Iklan-iklan tersebut masuk secara berskala global lebih kompetitif karena menawarkan imajinasi kulit putih dengan cara-cara kerja yang baru dan putih-putih yang baru juga.
Bagaimana emosionalscape adalah sebuah modus untuk ditafsirkan bagaimana emosi divisualisasikan, ditafsirkan, dan dibuat terbaca dalam ruang representasi, seperti dalam iklan-iklan kecantikan ( hlm.116).
Pergeseran makna putih secara historis dan politik tidak dapat dihilangkan secara serta-merta malahan para kapitalis membuat ide berbagai sub platform melalui media masa untuk menjajakan produk wanita sebagai subjektifitas dan objektivitas, seolah-olah bahagia jika memiliki kulit putih.
Terakhir bab putih kosmopolitan. Bab ini menjelaskan bagaiman putih bertransformasi menjadi putih transional dan bersifat kosmopolitan serta ditransferkan melampaui batas ras dan bangsa.
Semua orang bisa menjadi putih kosmopolitan terlepas iklan-iklan menawarkan produk sesuai warna kulit para wanita. Problematika kulit kosmopolitan bisa kita tilik di berbagai jenjang warna kulit bertransformasi mengenalkan jenis putih baru yang lebih ramah kulit lain.
Namun, meski demikian tetap supremasi kulit putih menggeser kulit gelap.
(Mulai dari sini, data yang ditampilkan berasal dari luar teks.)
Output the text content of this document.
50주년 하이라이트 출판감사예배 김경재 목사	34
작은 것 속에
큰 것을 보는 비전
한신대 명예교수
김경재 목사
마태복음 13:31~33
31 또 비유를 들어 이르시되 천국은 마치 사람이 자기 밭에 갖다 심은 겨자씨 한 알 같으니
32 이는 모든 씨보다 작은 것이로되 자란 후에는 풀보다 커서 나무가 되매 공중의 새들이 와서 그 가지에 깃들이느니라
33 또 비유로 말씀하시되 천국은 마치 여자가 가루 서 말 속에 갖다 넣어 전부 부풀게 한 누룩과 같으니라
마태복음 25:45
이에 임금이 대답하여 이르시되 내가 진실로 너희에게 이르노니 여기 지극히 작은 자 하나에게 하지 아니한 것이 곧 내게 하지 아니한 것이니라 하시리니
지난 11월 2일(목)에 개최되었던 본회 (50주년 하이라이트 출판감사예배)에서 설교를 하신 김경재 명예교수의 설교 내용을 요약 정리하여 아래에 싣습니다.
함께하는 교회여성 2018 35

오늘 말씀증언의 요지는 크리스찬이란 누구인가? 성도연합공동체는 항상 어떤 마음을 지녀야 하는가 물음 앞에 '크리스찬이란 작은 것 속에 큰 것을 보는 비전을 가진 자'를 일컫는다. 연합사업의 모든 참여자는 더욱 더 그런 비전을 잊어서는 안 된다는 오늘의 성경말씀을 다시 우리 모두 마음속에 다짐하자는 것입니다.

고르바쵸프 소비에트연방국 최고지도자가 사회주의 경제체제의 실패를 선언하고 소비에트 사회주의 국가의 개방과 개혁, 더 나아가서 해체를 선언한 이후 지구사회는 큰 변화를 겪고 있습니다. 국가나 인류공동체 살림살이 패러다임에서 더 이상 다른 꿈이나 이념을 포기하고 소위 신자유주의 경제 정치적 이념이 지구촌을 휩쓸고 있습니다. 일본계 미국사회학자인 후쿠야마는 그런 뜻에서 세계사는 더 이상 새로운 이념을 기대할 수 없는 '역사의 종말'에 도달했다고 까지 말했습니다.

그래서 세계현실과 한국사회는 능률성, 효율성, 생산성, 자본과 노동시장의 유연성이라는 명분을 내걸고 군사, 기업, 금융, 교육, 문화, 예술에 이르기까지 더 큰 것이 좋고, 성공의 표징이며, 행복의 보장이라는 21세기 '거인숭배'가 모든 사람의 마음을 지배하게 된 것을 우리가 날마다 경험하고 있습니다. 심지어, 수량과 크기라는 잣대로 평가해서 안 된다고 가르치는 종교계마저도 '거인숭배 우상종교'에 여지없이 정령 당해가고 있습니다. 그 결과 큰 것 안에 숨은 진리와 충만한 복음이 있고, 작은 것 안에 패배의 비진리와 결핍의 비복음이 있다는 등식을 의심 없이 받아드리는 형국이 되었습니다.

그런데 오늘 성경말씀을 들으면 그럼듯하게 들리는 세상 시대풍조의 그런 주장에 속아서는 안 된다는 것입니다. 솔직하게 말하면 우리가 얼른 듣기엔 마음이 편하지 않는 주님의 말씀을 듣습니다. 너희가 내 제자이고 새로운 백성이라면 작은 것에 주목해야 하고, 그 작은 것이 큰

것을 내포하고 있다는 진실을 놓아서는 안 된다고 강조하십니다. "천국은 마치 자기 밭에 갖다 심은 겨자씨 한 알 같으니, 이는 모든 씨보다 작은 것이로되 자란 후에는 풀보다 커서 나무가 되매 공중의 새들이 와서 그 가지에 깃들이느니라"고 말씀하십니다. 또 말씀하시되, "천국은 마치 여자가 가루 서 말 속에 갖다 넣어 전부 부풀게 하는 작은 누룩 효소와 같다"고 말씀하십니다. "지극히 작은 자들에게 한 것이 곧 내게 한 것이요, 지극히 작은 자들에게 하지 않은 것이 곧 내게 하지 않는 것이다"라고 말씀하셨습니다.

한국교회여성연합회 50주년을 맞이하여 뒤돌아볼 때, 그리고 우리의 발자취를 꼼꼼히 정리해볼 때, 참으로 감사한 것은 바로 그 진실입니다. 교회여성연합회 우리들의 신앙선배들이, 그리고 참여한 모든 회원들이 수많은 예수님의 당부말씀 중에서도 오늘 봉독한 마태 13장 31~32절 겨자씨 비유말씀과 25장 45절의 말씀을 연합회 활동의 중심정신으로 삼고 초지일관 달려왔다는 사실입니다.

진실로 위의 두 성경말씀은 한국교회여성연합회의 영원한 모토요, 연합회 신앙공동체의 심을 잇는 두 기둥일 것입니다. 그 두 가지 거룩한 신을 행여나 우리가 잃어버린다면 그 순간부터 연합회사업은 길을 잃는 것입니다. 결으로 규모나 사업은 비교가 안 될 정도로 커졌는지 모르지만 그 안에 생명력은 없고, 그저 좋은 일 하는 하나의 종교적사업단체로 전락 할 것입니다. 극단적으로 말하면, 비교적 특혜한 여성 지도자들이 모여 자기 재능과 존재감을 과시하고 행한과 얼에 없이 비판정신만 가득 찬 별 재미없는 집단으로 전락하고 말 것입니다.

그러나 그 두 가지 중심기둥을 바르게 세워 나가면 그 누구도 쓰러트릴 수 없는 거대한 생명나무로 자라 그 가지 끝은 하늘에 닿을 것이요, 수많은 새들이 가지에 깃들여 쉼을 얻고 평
Artinya, putih beradaptasi, bermutasi, mengkooptasi bentuk-bentuk putih baru untuk mempertahankan supremasinya, alih-alih menantang dan menampik rasial kulit putih, ini justru memperkuat hierarki yang dijajakan dengan cara-cara yang halus, memilukan bukan.
Nabs, di bab lima dan enam menyingkap bagaimana malu dan akhirnya mengakui praktik pemutihan yang sudah mendarah daging. Ayu mewancarai 46 wanita diantaranya 2 lesbian, toh tetap dalam wawancara Tersebut terjadi ketimpangan warna kulit, seperti kulit China yang tak disukai karena dianggap putih pucat seperti makan babi, putih Indonesia yang dikata lebih alami, putih bule yang lebih keren dan menarik, atau putih Jepang yang lebih bersih.
Demikian bisa kita tilik terjadi ketimpangan secara skala sosial bagaimana putih bisa bertransformasi secara hierarki sesuai kegandrungan kesukaan perempuan di Indonesia.
Adakalanya bullying juga memepengaruhi perempuan di Indonesia lebih merasa malu dibandingkan lelaki Indonesia, meski ada beberapa kasus lelaki putih di Indonesia di beberapa daerah terkena ketimpangan karena putih dianggap tidak macho, toh tetap perempuan yang malu karena menjadi pusat perhatian karena kulitnya gelap.
Bagaimana maskulinitas bisa serta-merta mendobrak dan mendominasi wanita untuk terlihat putih dan terus putih, itulah masalah budaya kita yang masih patriarki.
Oleh karena itu, kita seyogianya menerima apa adanya kulit kita entah putih, kuning langsat, gelap, kita representasi kecantikan menurut versi sendiri.
Kesimpulan dari keseluruhan berbincang diatas adalah tranformasi putih akan terus beradaptasi sesuai dengan kegandrungan manusia melalui batas-batas geografis suatu ras dan bangsa, karena itu kita seyogianya menerima atau lebih menghargai kulit kita terlepas itu putih atau gelap.
Kita musti memberikan definisi cantik menurut kita masing-masing tanpa perlu merubah ke bentuk warna yang lain. Mengapa kita perlu menunjukkan kepada semua orang warna kulit sesuai mereka? Itulah masalah diri sendiri.